Comparison of the effect of pulsatile and nonpulsatile shear stress on adherens junctions in human endothelial cells

In vivo , endothelial cells experience shear stress resulting from pulsatile flow. Many publications have shown that the pulsatile nature of this flow influences endothelial function and structure including intracellular calcium concentrations, cell shape and actin stress fibre formation. A recent in vitro study using bovine aortic cells showed exposure to nonpulsatile flow caused transient disruption of adherens junctions through perturbation of VE‐cadherin and the disassembly of the actin cytoskeleton. The aim of this study was to observe the responses of the adherens junctional molecule VE‐cadherin, and F‐actin, to pulsatile and nonpulsatile flow in human endothelial cells over a 48‐h period. Human umbilical vein endothelial cells (HUVEC) were isolated from fresh umbilical cords taken from elective caesarean sections ( n  = 6). At passages 2–4 the cells were seeded onto glass coverslips pretreated with 3‐aminoproryaltriethoxysilane (APES). 48 h after reaching confluence the cells were transferred to a parallel plate flow chamber and exposed to slowly increased pulsatile or nonpulsatile laminar flow, producing a final shear stress of 1.5 dynes/cm 2 . Cells were left under flow for up to 48 h. At t = 0, 8 and 48 h immunocytochemistry was used to visualise VE‐cadherin and phalloidin‐TRITC to visualise F‐actin. At t = 0, VE‐cadherin was localised at cell‐cell contacts and the cells contained randomly oriented stress fibres and cortically located perijunctional actin.

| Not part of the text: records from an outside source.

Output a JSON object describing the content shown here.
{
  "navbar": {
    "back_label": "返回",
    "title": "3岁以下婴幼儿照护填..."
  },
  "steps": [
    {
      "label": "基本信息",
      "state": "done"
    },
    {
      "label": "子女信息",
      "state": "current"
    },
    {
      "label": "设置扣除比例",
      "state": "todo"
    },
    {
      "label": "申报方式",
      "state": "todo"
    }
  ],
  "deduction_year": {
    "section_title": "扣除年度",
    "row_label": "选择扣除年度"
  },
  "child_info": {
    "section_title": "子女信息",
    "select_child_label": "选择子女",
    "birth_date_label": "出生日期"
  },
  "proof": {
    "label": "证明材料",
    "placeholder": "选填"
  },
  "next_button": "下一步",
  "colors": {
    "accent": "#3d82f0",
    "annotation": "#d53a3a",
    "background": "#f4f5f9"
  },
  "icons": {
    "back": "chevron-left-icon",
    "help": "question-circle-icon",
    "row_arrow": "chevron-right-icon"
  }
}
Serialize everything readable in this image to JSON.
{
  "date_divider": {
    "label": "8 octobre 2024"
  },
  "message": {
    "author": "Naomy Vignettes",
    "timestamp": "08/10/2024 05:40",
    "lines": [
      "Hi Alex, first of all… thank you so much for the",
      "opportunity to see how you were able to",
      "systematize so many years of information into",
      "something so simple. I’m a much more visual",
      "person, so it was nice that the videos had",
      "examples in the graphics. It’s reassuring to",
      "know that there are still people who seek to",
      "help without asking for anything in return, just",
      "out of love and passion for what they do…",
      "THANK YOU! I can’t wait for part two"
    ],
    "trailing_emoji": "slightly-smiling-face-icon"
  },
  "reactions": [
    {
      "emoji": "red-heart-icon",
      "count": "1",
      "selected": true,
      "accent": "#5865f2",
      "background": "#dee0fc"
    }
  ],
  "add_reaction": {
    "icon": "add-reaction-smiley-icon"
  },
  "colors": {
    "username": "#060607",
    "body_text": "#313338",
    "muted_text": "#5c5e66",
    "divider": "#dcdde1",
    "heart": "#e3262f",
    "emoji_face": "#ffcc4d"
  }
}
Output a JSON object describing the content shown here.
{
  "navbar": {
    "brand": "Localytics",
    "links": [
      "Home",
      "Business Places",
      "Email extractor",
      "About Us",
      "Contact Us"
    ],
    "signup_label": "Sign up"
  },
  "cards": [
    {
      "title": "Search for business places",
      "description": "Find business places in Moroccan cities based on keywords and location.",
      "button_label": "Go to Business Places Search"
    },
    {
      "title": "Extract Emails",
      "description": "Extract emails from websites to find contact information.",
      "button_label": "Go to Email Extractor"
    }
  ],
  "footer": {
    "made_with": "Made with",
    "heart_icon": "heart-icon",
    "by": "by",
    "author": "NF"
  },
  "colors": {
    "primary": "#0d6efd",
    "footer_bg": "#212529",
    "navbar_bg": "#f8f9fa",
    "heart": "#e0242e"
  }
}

Following 8 h exposure to both types of flow no VE‐cadherin or actin could be detected. After 48 h exposure VE‐cadherin and F‐actin had returned to the junctional regions of the cells exposed to nonpulsatile flow. By comparison in cells exposed to pulsatile flow VE‐cadherin was absent from the cell periphery but was found diffusely throughout the cell. Actin, both stress fibre and cortical, was absent from these cells. These results show that reassembly of the adherens junction, with a return of VE‐cadherin to cell‐cell contacts and a reformation of the actin cytoskeleton, is only seen in cells that have been exposed to nonpulsatile flow. Further work will show whether such adaptations are merely delayed under pulsatile flow or are prevented from occurring entirely. This study highlights the importance of using pulsatile flow when studying endothelial behaviour. The financial support of EPSRC and Sulzer Vascutek Ltd is gratefully acknowledged.